On the other hand, the strength of this analysis is the sample size of nearly 20,000 patients with a history of bariatric surgery. Moreover, medical insurance claims data provide a real-world setting including ICD-diagnoses and MEL-codes from hospitals across the whole country as well as information on drug prescription by ATC-codes outside the hospital. As the medical health insurances in Austria are covering more than 98% of all Austrians, several types of selection biases are excluded.

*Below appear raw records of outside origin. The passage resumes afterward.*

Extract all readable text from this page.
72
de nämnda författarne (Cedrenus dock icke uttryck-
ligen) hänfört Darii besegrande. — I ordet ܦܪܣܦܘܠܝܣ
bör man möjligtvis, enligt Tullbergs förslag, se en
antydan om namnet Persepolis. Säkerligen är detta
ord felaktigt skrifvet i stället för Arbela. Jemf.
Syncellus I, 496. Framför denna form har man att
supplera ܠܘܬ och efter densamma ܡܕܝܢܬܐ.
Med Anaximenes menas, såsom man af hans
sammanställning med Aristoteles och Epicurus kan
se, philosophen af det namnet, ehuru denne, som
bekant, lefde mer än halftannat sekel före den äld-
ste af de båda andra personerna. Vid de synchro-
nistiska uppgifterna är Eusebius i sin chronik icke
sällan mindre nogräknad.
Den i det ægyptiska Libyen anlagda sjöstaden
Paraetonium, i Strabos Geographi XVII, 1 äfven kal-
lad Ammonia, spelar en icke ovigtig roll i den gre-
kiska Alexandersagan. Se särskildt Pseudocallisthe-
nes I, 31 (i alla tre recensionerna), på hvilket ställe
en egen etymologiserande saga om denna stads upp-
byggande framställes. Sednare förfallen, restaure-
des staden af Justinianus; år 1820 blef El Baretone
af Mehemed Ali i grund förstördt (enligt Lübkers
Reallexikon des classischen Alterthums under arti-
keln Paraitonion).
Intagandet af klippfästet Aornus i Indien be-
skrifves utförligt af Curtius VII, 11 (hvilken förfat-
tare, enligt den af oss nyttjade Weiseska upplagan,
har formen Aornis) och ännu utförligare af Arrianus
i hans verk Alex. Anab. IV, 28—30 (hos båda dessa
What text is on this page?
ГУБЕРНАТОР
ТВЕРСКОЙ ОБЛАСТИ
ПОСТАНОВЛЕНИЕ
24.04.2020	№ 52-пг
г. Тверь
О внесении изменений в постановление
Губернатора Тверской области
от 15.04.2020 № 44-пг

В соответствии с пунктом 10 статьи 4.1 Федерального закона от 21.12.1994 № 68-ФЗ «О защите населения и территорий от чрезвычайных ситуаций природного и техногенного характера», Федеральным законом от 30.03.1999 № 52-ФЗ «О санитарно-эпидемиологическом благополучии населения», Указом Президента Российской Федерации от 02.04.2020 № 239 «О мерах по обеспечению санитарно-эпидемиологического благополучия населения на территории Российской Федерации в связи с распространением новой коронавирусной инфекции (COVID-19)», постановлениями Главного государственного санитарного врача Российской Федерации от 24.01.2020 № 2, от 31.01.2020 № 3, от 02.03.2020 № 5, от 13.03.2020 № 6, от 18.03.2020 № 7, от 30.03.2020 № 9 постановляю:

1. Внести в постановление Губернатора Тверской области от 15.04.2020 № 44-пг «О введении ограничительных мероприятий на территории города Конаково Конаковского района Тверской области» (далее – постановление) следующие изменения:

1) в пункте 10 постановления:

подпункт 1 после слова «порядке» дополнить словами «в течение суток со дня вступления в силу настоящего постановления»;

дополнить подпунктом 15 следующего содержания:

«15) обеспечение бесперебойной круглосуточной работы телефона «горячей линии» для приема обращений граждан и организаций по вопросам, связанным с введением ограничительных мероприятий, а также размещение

Taken together, this real-world analysis showed a considerably higher sex-specific mortality in men in the first 30 days after bariatric surgery as well as a higher overall mortality rate in men compared to women. Moreover, in patients deceased after bariatric surgery, cardiovascular and psychiatric comorbidities were frequently observed, with no relevant sex-specific differences. However, diabetes rates were higher in men and malignancies were predominant in women. In conclusion, the higher age at operation in men together with a higher intake of cardiovascular drugs and antidiabetics preoperative highlight the importance of an individualized, sex-specific preoperative counseling before bariatric surgery. Further studies are warranted to evaluate if earlier timing of bariatric surgery in men might improve mortality outcomes.